Focus Area 4: Increasing Muscle Strength
Strength or Resistance Training means working out against a moderate resistance to tone muscles and build their strength. The resistance can take many forms: it can be your own body, free weights, or weight machines.
Besides increasing your strength, this type of training can improve your bone strength. This is especially crucial for post-menopausal women who are particularly vulnerable to the disaster of bone thinning. Strength Training can also help you manage your weight.
By strengthening your muscles, you will increase your muscle mass. Because muscle uses many more calories than fat to sustain itself, you'll burn more calories. And it's never too late to start. Studies with elderly individuals enrolled in strength training programs show they are able to build muscle mass and become more mobile and independent.

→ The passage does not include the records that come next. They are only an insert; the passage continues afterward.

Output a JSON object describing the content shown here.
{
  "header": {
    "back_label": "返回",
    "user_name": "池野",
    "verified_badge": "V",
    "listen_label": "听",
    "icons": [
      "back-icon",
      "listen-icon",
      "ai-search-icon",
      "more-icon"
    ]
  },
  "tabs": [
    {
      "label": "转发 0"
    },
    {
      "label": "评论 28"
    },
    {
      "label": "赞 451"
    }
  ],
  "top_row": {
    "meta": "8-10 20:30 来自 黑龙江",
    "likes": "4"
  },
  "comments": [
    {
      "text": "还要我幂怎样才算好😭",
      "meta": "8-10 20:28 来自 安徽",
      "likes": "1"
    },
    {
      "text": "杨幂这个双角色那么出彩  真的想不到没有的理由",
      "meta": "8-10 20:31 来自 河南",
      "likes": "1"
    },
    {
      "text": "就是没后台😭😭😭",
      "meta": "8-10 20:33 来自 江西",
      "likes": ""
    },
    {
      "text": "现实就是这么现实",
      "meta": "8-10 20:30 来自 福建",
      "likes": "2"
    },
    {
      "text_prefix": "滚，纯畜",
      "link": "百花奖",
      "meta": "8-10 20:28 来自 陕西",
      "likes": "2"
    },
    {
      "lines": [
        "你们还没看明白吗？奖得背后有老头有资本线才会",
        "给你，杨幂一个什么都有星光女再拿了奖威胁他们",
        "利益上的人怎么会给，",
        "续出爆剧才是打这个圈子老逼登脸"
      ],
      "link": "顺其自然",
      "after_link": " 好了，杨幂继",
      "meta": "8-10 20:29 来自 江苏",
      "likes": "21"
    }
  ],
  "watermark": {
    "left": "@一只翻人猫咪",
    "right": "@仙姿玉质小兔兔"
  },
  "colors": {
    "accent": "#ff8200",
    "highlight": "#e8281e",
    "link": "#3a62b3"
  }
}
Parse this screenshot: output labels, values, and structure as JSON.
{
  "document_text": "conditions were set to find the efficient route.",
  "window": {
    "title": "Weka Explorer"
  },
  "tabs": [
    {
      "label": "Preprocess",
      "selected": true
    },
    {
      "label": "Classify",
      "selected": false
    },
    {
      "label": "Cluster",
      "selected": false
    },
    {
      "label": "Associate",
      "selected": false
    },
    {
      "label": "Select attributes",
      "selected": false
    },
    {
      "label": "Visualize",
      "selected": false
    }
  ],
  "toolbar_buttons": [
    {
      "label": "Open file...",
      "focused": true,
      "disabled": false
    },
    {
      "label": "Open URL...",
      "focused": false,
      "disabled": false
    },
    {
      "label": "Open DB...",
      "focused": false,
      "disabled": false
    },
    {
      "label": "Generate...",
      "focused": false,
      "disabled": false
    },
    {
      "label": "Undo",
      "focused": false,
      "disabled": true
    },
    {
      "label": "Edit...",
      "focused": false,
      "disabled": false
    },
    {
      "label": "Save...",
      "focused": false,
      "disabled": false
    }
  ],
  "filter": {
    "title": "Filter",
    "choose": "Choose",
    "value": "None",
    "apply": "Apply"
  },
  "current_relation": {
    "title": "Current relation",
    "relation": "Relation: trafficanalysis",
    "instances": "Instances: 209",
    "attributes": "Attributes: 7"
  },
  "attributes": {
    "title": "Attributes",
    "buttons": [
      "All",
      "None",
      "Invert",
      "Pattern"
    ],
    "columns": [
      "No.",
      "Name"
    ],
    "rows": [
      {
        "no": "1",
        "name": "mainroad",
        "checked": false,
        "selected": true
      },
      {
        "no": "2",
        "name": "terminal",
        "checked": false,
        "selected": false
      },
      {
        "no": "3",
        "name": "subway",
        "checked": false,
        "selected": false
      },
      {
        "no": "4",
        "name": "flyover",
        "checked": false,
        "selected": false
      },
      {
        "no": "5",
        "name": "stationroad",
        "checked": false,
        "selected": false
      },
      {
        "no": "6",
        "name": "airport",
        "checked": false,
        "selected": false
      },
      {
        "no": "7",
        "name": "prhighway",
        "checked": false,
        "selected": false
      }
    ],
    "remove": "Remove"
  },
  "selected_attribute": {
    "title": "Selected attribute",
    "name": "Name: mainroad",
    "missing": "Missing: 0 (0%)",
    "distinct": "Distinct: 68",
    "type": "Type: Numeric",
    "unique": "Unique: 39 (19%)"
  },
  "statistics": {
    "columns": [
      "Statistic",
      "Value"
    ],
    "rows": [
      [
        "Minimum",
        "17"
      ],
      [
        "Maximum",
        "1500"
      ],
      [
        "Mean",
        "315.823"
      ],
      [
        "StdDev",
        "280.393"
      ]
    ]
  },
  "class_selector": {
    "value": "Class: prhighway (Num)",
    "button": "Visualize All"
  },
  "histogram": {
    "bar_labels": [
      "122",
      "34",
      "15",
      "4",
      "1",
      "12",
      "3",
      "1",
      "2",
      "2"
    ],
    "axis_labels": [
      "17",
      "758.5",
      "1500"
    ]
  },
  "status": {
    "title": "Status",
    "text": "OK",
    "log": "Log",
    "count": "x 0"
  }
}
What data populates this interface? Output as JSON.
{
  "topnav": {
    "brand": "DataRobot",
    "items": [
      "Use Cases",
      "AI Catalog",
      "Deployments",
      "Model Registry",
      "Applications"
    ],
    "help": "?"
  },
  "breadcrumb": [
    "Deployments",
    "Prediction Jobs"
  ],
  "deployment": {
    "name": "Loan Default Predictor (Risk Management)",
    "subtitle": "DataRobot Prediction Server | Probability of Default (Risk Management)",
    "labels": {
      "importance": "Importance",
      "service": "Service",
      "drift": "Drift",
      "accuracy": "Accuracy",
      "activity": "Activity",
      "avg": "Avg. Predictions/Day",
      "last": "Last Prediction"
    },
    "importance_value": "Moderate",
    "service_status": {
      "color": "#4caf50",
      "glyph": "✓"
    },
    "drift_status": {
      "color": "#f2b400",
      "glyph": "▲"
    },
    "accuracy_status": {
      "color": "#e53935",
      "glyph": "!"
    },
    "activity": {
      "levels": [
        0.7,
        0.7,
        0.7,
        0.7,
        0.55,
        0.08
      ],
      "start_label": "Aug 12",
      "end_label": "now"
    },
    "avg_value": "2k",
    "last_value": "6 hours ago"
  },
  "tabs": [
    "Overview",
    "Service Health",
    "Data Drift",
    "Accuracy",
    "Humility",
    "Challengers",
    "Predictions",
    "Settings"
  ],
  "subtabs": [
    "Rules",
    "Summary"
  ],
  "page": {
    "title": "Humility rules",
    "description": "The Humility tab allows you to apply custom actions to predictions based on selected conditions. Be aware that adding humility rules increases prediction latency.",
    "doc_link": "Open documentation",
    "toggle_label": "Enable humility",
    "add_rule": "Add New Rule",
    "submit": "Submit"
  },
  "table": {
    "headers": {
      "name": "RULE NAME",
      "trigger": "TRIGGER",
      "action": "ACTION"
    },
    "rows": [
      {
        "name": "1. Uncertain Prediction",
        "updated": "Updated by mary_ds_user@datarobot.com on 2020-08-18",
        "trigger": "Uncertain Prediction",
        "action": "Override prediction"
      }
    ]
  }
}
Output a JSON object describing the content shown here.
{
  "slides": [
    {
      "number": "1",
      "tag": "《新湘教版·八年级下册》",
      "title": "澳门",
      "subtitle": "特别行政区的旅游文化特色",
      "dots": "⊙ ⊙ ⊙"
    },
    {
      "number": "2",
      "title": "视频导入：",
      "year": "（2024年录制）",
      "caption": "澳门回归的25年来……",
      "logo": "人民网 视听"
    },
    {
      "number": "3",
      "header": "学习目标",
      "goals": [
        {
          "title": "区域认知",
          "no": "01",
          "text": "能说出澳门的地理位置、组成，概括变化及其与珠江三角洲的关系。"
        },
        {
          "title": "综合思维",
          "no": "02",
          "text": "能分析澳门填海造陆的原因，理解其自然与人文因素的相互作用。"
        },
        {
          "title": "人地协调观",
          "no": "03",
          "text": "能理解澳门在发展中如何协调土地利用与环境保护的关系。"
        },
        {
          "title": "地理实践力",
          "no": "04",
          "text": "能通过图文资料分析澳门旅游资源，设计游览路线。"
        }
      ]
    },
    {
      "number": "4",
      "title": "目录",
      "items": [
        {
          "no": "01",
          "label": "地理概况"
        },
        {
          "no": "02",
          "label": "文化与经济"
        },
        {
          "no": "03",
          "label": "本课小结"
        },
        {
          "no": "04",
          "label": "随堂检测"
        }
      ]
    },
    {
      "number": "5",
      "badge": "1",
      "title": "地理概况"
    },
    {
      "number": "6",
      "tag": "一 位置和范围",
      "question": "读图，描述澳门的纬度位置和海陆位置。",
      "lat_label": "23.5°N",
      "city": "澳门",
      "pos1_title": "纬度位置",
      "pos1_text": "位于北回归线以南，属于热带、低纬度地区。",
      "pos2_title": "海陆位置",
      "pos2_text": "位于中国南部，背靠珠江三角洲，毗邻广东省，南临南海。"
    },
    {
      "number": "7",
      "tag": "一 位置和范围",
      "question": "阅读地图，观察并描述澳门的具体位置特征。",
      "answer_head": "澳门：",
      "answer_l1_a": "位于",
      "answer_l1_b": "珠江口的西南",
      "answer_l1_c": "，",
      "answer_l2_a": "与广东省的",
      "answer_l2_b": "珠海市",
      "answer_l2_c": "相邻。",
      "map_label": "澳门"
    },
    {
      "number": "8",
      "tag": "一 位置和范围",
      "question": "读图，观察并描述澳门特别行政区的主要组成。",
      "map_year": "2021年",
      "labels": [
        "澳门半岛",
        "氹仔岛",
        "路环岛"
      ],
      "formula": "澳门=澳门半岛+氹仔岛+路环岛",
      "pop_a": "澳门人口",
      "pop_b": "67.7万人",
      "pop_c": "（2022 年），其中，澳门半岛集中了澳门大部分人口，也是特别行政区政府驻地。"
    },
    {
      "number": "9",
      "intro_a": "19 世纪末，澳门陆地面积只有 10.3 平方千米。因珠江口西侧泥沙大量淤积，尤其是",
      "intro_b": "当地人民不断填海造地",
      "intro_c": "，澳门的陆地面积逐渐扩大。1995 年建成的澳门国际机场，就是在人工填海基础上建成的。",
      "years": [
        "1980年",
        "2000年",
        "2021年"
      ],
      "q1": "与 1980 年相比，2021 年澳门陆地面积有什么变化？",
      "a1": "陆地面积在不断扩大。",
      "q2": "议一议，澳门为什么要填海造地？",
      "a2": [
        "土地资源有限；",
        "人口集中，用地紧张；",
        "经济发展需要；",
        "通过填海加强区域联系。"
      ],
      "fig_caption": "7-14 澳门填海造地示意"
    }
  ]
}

The Nuts and Bolts of Strength Training
A proper strength training program works all the major muscle groups of the body:
- Lower Body
- Thighs (front and back)
- Upper Body
- Upper Arms (front and back)
- Middle Body
- Abdominals (stomach)
- Lower Back
At least 2 or 3 strength training sessions each week are needed to see strength improvements. It is important to give muscles at least a day to recover between workouts. If you want to strength-train every day, work different muscle groups on consecutive days: for example, work the lower body one day and the upper body the next. This way, your muscles will get the rest and recovery they need. If you don't rest your muscles, you may actually prevent strength gains and cause injury. But don't wait too long between workouts — you don't want to lose any gains you've made!
It's Your Choice! You can choose to work without equipment, with free weights or with machines. Or, you may want to create a program that uses a combination of these activities.